Guerra in Ucraina

Verso un nuovo scontro di civiltà

Ciò che ha detto ieri Joe Biden a Varsavia avrà certamente conseguenze, perché si è trattato di un discorso talmente acceso da sembrare una dichiarazione di guerra.

Verso un nuovo scontro di civiltà

Ciò che ha detto ieri Joe Biden a Varsavia avrà certamente conseguenze, perché si è trattato di un discorso talmente acceso da sembrare una dichiarazione di guerra. Un genere che ha dei precedenti: quello di John Fitzgerald Kennedy quando, sotto il Muro di Berlino, disse «Ich bin ein Berliner», sono anch'io un berlinese, e poi quando Reagan disse «Mister Gorbaciov, butti giù quel muro» con quel particolare tono dei leader anglosassoni quando sono sul filo del rasoio fra guerra e pace: la postura e il tono di Biden, ieri, ricordavano il famoso discorso in cui Winston Churchill annunciò di voler resistere a Hitler dicendo «combatteremo nei cieli e sulla terra, nelle strade e sui campi, ma non ci arrenderemo mai».

Biden aveva già chiamato qualche giorno fa Vladimir Putin «killer» e ieri «un macellaio». Lo ascoltava una folla di polacchi - davanti al Castello di Varsavia, che fu raso al suolo dai nazisti e ricostruito in ogni dettaglio - fra cui molti ucraini che deliravano quando Biden gridava: «Siamo al vostro fianco e non smetteremo di fornirvi armi, cibo e ogni aiuto».

Possiamo chiederci se Biden intendesse rinfocolare lo «scontro di civiltà», perché le sue parole indicavano che era stato raggiunto il massimo livello di inimicizia e di disconoscimento, fino al punto di rottura del fragile diaframma che separa la pace dalla guerra. Vladimir Putin in questi mesi lo aveva preceduto con dichiarazioni espresse con calma e micidiale chiarezza a tutti coloro che, con pazienza, lo hanno ascoltato nei suoi recenti e meno recenti discorsi. Da anni accusa l'Occidente, sia americano che europeo, di voler disintegrare anche culturalmente la Russia e di essere pronto ad impedirlo con tutte le armi disponibili, per difendere i confini dell'antico impero. Biden ieri è arrivato a dire: «In nome di Dio, quest'uomo non può più restare al potere», parole che di fatto annunciano uno stato di guerra.

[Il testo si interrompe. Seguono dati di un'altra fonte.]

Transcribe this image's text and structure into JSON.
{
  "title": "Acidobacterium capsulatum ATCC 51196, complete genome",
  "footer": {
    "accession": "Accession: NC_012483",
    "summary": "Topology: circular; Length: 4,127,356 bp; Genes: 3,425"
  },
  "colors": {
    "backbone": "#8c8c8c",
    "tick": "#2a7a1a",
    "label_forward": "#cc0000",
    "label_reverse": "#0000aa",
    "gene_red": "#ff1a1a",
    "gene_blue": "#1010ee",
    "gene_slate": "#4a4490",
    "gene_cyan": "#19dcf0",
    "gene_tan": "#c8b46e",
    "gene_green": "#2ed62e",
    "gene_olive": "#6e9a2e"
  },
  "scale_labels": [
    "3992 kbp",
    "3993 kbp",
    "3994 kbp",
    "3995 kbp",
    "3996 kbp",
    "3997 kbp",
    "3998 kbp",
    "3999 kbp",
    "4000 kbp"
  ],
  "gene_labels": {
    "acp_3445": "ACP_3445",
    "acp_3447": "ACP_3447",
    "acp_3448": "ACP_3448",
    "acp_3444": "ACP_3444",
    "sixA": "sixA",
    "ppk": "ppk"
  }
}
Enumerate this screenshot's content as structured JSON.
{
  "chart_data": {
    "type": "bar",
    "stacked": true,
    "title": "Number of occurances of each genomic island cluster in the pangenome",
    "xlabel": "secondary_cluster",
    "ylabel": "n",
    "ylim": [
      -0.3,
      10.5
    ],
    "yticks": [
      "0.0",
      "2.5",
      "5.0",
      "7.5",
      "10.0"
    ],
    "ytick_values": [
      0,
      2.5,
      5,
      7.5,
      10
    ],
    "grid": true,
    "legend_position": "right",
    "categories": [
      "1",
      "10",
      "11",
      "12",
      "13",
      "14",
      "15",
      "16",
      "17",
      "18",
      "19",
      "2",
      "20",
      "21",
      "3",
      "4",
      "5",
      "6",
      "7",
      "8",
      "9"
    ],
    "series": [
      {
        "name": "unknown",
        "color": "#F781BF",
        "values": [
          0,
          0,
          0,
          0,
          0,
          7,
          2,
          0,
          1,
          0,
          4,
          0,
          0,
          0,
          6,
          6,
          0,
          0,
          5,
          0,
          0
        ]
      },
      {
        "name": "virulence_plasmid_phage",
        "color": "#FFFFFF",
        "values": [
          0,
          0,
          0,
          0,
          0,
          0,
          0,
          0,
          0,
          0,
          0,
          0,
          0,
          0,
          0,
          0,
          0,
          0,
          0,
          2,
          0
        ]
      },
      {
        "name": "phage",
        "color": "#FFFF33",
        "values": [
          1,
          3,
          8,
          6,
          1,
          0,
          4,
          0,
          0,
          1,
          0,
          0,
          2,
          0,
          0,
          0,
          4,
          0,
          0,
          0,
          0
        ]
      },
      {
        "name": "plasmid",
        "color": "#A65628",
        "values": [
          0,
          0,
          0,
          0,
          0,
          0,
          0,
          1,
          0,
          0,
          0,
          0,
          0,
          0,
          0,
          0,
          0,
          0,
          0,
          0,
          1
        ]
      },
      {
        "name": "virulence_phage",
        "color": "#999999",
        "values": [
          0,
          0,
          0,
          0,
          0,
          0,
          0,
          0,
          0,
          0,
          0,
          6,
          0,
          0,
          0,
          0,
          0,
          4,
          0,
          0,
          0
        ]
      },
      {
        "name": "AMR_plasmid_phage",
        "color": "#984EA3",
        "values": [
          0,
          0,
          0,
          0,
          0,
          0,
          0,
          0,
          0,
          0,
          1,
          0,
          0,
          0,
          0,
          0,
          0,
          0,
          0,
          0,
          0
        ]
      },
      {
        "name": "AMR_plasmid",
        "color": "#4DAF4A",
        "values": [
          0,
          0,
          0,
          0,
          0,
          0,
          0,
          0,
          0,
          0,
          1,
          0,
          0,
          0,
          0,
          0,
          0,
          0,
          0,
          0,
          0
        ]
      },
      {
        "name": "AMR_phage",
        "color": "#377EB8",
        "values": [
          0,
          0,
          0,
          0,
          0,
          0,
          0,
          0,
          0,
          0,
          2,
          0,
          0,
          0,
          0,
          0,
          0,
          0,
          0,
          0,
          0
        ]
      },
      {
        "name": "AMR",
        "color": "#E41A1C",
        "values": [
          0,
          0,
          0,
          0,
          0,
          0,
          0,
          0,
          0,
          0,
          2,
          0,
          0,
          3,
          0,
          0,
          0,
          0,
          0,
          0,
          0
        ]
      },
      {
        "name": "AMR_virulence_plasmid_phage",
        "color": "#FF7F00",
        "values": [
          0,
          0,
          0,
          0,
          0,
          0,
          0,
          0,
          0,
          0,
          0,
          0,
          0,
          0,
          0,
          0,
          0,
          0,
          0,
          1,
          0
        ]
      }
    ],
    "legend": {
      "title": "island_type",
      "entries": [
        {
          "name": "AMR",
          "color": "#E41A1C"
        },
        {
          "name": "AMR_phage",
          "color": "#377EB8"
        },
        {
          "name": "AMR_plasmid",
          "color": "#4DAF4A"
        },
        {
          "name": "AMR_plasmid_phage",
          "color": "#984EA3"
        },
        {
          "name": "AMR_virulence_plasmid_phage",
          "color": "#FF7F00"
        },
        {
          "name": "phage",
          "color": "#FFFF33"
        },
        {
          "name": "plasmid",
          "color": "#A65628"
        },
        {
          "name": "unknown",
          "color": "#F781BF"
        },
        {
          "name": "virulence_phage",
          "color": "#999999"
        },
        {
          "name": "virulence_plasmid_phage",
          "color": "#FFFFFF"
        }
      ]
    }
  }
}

Vedremo quali saranno gli sviluppi dell'escalation. Intanto possiamo chiederci se esista davvero uno «scontro di civiltà». Quando la guerra era fredda e ideologica (capitalismo contro comunismo) forse aveva senso. Ma oggi? Davvero esiste una «civiltà occidentale» da cui e contro cui mettere al sicuro la Russia? Quella civiltà, per quanto ne sappiamo, non appartiene ad un solo Paese ma consiste nel sistema delle regole universali fondate sul diritto delle nazioni e sul rispetto della persona. Quelle regole e quel rispetto costituiscono l'unico patrimonio comune dell'umanità.

Esistono, poi, diversi stili di vita e, a quanto sembra, gli esseri umani, russi compresi, trovano più desiderabili i Paesi in cui non esiste la censura e il potere deve essere legittimamente sfidato. Prova ne sia che Biden è a caccia di consensi per le imminenti elezioni nel suo Paese (ciò che potrebbe spiegare la sua veemenza).

In alternativa, esiste l'altro genere di civiltà, in cui gli oppositori vivono in appositi pensionati con le sbarre alle finestre e l'ora d'aria.